O auditório cheio, estudantes atentos e vozes que atravessaram a Ditadura Militar Brasileira marcaram a noite dedicada à memória da Operação Cajueiro na Universidade Federal de Sergipe (UFS). Organizado por estudantes do curso de Direito, com apoio docente e institucional, o evento transformou o espaço acadêmico em território de escuta, reflexão e compromisso democrático.
A Operação Cajueiro foi um dos episódios mais duros da repressão em Sergipe durante o Regime Militar, resultando na prisão e tortura de jovens que defendiam uma sociedade mais justa. Relembrar esse capítulo da história, segundo os organizadores, é um exercício de responsabilidade coletiva.

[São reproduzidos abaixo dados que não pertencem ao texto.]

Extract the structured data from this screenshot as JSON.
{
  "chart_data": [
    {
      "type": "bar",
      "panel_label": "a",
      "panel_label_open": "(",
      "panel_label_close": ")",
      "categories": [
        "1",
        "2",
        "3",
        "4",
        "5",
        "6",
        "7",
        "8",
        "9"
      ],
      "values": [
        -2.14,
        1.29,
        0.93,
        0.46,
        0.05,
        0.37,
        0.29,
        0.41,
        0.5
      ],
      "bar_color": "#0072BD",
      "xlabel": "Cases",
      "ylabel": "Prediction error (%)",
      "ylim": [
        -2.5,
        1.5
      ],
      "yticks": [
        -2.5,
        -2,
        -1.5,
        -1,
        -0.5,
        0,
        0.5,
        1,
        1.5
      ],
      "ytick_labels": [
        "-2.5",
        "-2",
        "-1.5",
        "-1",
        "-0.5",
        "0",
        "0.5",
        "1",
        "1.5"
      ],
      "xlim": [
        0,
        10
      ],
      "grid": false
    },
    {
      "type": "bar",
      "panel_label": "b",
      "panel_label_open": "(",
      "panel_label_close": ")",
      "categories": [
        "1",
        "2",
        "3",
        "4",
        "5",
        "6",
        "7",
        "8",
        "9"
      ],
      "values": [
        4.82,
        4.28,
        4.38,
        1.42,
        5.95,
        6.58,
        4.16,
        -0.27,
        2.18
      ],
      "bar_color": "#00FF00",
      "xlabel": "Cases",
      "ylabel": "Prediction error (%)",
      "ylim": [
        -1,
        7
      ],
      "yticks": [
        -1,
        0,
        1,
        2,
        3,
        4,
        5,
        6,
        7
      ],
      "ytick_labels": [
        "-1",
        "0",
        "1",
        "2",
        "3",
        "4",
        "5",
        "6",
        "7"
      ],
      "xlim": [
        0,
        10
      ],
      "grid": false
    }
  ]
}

Entre os convidados esteve o ex-preso político Marcelio Bonfim, de 82 anos, que falou com emoção e firmeza sobre sua trajetória. Preso três vezes durante a Ditadura, ele afirmou não ter perdido a disposição para defender a democracia. “Enquanto eu tiver um pouquinho de saúde, vou estar preparado para ir às ruas impedir que esse país retorne a uma Ditadura Militar. Eu não quero que os filhos e netos de vocês passem pelo sofrimento que os meus filhos passaram sem saber se eu voltaria pra casa.” 
Marcelio Bonfim, preso político
A presença massiva de estudantes foi um dos pontos altos da noite. Para Teófilo Carvalho, do Diretório Acadêmico de Direito, a proposta central do evento foi justamente aproximar os jovens de testemunhos reais. “Para nós, a Ditadura ainda é algo abstrato, limitado aos livros de história. Ouvir quem atravessou esses horrores é fundamental para compreender nossa trajetória histórica.”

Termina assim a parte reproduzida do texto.